Scholarly Big Data: AI Perspectives, Challenges, and Ideas
Cornelia Caragea, C. Lee Giles, Narayan Bhamidipati, Doina Caragea, Sujatha Das Gollapalli, Saurabh Kataria, Huan Liu, Feng Xia, Organizers
Technical Report WS-15-13
Softcover version of the technical report: $25.00 softcover
(For international orders please shipping options before ordering on website.)
Academics and researchers worldwide continue to produce large numbers of scholarly documents including papers, books, technical reports, and associated data such as tutorials, proposals, and course materials. For example, PubMed has over 20 million documents, 10 million unique names and 70 million name mentions. Google Scholar has many millions more, it is believed. Understanding how at scale research topics emerge, evolve, or disappear, what is a good measure of quality of published works, what are the most promising areas of research, how authors connect and influence each other, who are the experts in a field, and who funds a particular research topic are some of the major foci of the rapidly emerging field of Scholarly Big Data.

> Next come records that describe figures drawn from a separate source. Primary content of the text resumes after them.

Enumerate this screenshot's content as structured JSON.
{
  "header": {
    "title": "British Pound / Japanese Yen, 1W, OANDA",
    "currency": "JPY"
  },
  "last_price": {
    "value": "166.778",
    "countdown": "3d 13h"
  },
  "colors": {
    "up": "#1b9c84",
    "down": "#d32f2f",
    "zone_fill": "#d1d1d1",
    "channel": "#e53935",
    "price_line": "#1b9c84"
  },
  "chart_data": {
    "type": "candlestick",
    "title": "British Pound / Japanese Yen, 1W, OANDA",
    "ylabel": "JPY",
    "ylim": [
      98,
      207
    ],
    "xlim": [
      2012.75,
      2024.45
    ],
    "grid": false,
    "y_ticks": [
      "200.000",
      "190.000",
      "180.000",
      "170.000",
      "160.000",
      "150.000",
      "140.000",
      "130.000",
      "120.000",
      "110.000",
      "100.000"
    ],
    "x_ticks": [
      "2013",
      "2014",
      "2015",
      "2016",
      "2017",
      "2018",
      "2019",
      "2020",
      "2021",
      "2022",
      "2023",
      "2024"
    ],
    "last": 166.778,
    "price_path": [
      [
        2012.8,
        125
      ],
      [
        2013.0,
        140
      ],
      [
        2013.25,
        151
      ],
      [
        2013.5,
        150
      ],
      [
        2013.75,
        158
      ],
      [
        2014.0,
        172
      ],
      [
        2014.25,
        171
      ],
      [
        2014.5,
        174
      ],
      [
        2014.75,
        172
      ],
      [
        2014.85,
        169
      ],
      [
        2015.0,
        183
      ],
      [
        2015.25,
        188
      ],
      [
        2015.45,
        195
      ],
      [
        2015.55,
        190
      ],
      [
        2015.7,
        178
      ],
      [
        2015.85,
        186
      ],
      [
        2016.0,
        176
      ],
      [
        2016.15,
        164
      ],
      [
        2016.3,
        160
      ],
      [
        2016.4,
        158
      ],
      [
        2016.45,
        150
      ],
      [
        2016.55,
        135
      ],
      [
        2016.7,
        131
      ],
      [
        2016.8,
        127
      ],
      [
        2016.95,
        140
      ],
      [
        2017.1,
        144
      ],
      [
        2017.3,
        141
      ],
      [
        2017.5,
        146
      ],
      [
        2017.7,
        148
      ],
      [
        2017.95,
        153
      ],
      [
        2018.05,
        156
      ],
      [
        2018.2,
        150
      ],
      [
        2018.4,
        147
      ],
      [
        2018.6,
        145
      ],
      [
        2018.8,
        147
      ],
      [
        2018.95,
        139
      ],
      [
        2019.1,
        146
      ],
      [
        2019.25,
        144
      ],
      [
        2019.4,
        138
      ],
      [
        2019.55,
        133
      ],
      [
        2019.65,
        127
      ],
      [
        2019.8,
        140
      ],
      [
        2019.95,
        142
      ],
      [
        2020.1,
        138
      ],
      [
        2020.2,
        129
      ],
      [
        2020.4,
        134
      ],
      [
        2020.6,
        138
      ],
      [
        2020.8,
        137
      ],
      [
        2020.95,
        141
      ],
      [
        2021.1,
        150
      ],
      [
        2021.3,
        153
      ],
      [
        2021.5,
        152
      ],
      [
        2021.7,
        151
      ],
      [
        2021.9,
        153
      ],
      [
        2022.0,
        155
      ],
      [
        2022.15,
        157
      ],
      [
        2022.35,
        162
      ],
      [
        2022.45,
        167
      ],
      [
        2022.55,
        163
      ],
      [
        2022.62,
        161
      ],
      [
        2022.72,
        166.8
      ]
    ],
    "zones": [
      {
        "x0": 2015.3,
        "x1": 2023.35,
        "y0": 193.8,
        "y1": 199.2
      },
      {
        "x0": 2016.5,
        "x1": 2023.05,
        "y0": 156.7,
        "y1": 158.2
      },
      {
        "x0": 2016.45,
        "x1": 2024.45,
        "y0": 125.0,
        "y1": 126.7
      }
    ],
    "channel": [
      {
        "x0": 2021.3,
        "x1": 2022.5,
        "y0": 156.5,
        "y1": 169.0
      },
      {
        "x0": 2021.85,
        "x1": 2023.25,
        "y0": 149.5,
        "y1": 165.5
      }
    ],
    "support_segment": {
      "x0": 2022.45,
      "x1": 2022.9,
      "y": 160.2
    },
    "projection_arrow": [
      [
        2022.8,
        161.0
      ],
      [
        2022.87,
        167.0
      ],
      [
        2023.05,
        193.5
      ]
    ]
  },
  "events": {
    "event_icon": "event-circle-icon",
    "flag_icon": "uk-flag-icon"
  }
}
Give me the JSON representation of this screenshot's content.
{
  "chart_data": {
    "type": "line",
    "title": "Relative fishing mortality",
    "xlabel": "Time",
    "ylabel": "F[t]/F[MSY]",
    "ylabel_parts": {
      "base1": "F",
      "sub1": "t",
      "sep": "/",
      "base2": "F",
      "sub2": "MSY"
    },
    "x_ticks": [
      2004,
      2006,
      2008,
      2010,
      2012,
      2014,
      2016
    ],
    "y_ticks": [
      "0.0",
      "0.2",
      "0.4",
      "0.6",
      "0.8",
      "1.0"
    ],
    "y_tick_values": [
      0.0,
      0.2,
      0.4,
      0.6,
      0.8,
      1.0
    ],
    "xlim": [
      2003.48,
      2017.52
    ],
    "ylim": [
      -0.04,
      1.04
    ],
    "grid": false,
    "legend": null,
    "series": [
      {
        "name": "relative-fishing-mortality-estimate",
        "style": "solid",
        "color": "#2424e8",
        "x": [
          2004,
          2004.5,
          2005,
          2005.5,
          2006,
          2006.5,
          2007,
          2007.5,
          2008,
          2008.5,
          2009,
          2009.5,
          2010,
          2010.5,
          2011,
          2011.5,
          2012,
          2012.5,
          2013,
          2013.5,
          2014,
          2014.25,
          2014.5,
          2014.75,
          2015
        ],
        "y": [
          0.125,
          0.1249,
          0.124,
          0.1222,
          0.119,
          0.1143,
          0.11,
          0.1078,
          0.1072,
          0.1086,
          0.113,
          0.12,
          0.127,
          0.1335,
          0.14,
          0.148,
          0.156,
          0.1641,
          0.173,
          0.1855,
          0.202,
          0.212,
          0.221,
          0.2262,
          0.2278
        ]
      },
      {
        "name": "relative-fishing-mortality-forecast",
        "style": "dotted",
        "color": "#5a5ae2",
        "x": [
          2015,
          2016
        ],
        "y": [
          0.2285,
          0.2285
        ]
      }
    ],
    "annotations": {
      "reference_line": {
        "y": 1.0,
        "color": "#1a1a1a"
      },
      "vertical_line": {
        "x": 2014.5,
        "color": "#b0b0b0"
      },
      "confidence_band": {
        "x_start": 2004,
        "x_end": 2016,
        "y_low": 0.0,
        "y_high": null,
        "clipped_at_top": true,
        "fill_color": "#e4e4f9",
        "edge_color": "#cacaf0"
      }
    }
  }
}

Digital libraries, repositories, databases, Wikipedia, funding agencies and the web have become a medium for answering such questions. For example, citation analysis is used to mine large publication graphs in order to extract patterns in the data (for example, citations per article) that can help measure the quality of a journal. Scientometrics is used to mine graphs that link together multiple types of entities: authors, publications, conference venues, journals, institutions, in order to assess the quality of science and answer complex questions such as those listed above. The recent developments in Artificial Intelligence technologies make it possible to transform the way we analyze research publications, funded proposals, patents, on a web-wide scale.